Objectives: To determine the motives of patients to directly visit the Emergency Department for medical treatment without seeing their family practitioner first and to establish the characteristics of this group.
Design: Prospective, descriptive.
Method: Of the surgical patients attending the Emergency Room (ER) of Utrecht University Hospital, the Netherlands, between 1st April and 25th June 1997, the demographic and diagnostic data of the non-referred patients were compared with those of patients referred by the general practitioner (GP). The non-referred patients were asked about their reasons to attend without referral.
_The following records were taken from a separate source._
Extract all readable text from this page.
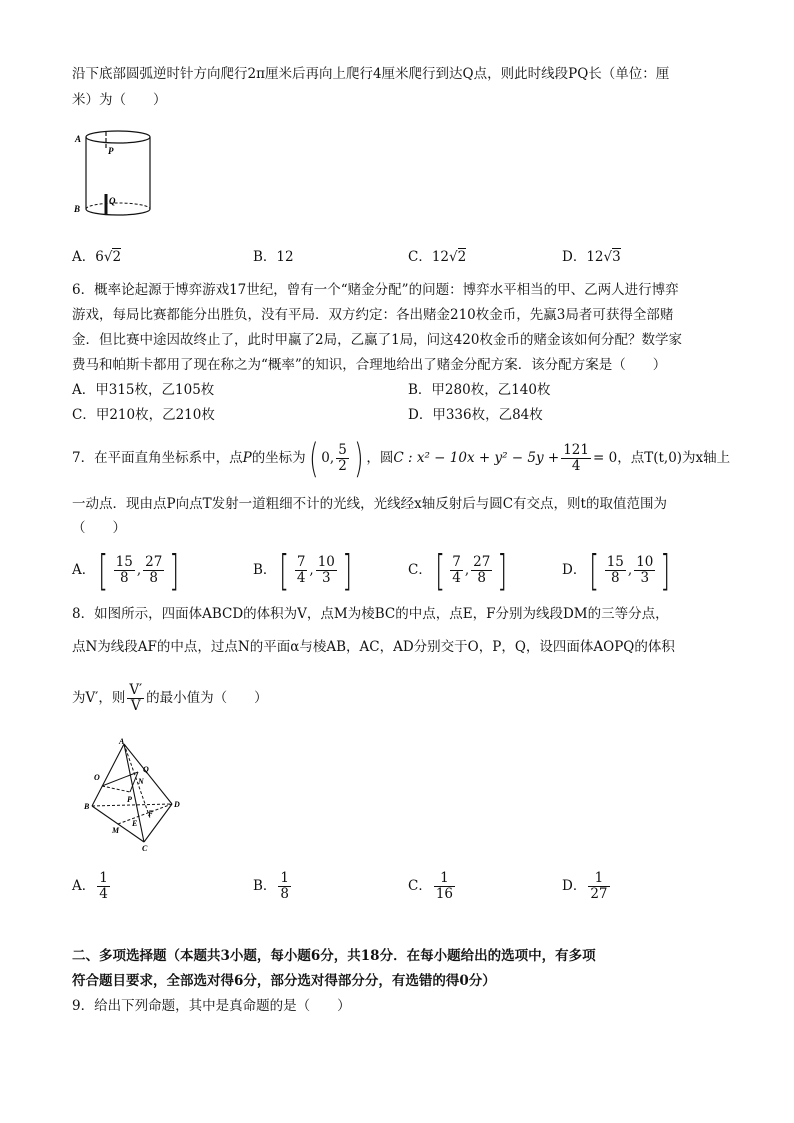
沿下底部圆弧逆时针方向爬行2π厘米后再向上爬行4厘米爬行到达Q点，则此时线段PQ长（单位：厘
米）为（　　）
A
P
B
Q
A．6√2	B．12	C．12√2	D．12√3
6．概率论起源于博弈游戏17世纪，曾有一个“赌金分配”的问题：博弈水平相当的甲、乙两人进行博弈
游戏，每局比赛都能分出胜负，没有平局．双方约定：各出赌金210枚金币，先赢3局者可获得全部赌
金．但比赛中途因故终止了，此时甲赢了2局，乙赢了1局，问这420枚金币的赌金该如何分配？数学家
费马和帕斯卡都用了现在称之为“概率”的知识，合理地给出了赌金分配方案．该分配方案是（　　）
A．甲315枚，乙105枚	B．甲280枚，乙140枚
C．甲210枚，乙210枚	D．甲336枚，乙84枚
7．在平面直角坐标系中，点P的坐标为( 0, $\frac{5}{2}$ ) ，圆C : $x^2 - 10x + y^2 - 5y + \frac{121}{4} = 0$，点T(t,0)为x轴上
一动点．现由点P向点T发射一道粗细不计的光线，光线经x轴反射后与圆C有交点，则t的取值范围为
（　　）
A．[ $\frac{15}{8}$ , $\frac{27}{8}$ ]	B．[ $\frac{7}{4}$ , $\frac{10}{3}$ ]	C．[ $\frac{7}{4}$ , $\frac{27}{8}$ ]	D．[ $\frac{15}{8}$ , $\frac{10}{3}$ ]
8．如图所示，四面体ABCD的体积为V，点M为棱BC的中点，点E，F分别为线段DM的三等分点，
点N为线段AF的中点，过点N的平面α与棱AB，AC，AD分别交于O，P，Q，设四面体AOPQ的体积
为V′，则 $\frac{V'}{V}$ 的最小值为（　　）
A
B
C
D
O
P
Q
N
M
E
F
A． $\frac{1}{4}$	B． $\frac{1}{8}$	C． $\frac{1}{16}$	D． $\frac{1}{27}$
二、多项选择题（本题共3小题，每小题6分，共18分．在每小题给出的选项中，有多项
符合题目要求，全部选对得6分，部分选对得部分分，有选错的得0分）
9．给出下列命题，其中是真命题的是（　　）
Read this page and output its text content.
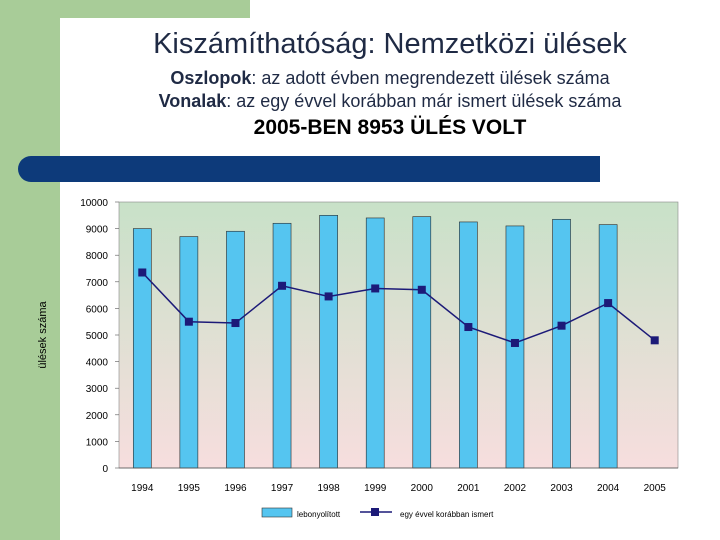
Kiszámíthatóság: Nemzetközi ülések
Oszlopok: az adott évben megrendezett ülések száma
Vonalak: az egy évvel korábban már ismert ülések száma
2005-BEN 8953 ÜLÉS VOLT
0
1000
2000
3000
4000
5000
6000
7000
8000
9000
10000
1994 1995 1996 1997 1998 1999 2000 2001 2002 2003 2004 2005
ülések száma
lebonyolított	egy évvel korábban ismert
Results: A total of 1026 patients visited the ER at their own initiative: 603 males and 423 females. The most frequent reasons for the direct visits were 'had not thought of their family practitioner' (48%) and 'wants help that can only be provided in a hospital' (30%). The self-referring patients differed from the 962 referred patients in severity of the trauma: 76% versus 39% had a relatively minor trauma; sort of trauma: 19% versus 4% had a sport trauma; place of residence: 57% versus 45% lived in the near vicinity of the hospital. Of the self-referring patients 57% visited the hospital out of office hours, versus 39% of the referred patients.
Conclusion: A large part of the non-referred patients visited the ER unnecessarily and should actually have consulted their GP. These were mainly young adults with minor injuries or sports injuries who lived close to the hospital. Important factors were unfamiliarity with or lack of understanding of the existing regulations.